Lorsque l’on rentre de Belgique, —où l’on a pu échanger quelques propos sur les systèmes institutionnels suisse et belge—, on se dit que la Confédération helvétique est un sacré pays issu d’une sacrée histoire. Elle vaudrait la peine d’être plus et mieux racontée dans nos écoles.

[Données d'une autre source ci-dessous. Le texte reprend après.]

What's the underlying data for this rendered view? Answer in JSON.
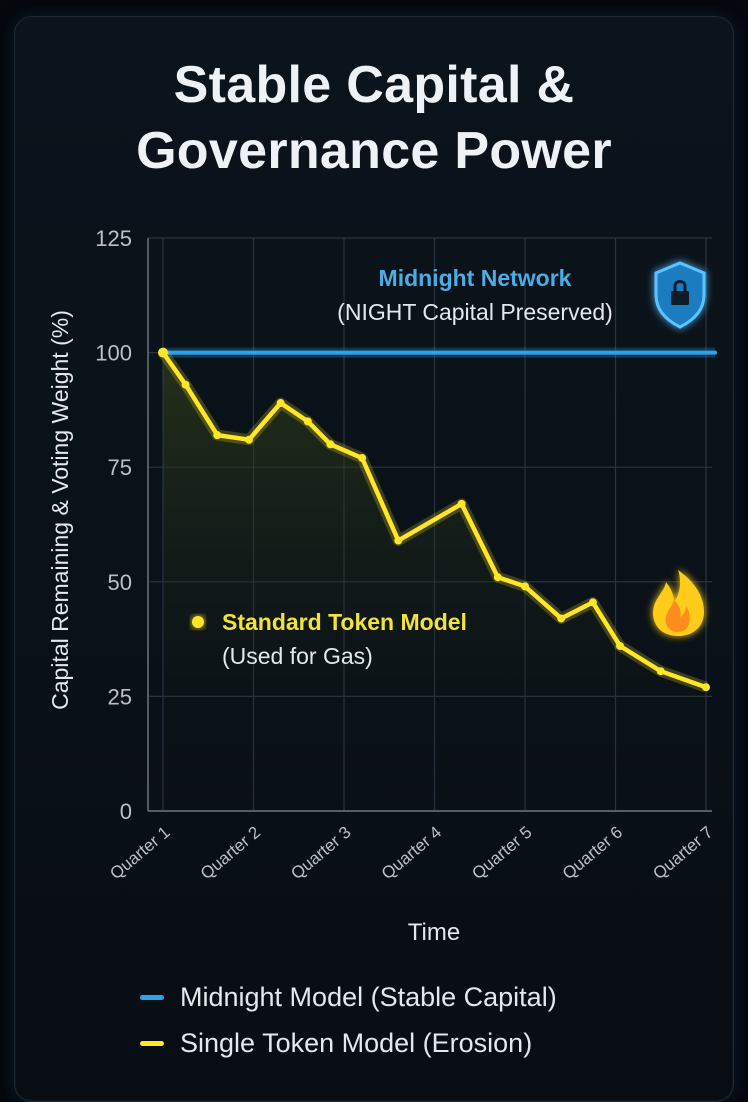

Ce qui relève des habitudes politiques tient à ces gouvernements de coalition que l’on retrouve aussi bien dans les Cantons qu’à l’échelon fédéral. Le mécanisme de démocratie directe y a incité. A Genève, on a eu, certes, une domination radicale mais c’était dans des temps anciens. Les dernières élections genevoises ont vu deux alliances (le PS et les Verts d’une part, le PLR et le PDC d’autre part) se retrouver à égalité de sièges au Grand-conseil. Des majorités pourraient s’y former au gré d’alliances avec l’UDC et le MCG d’un côté ; le PS et ensemble à Gauche de l’autre. Mais les côtés ne sont pas dessinés avec précision. Ainsi, le MCG a montré déjà ses capacités de jouer à la balançoire.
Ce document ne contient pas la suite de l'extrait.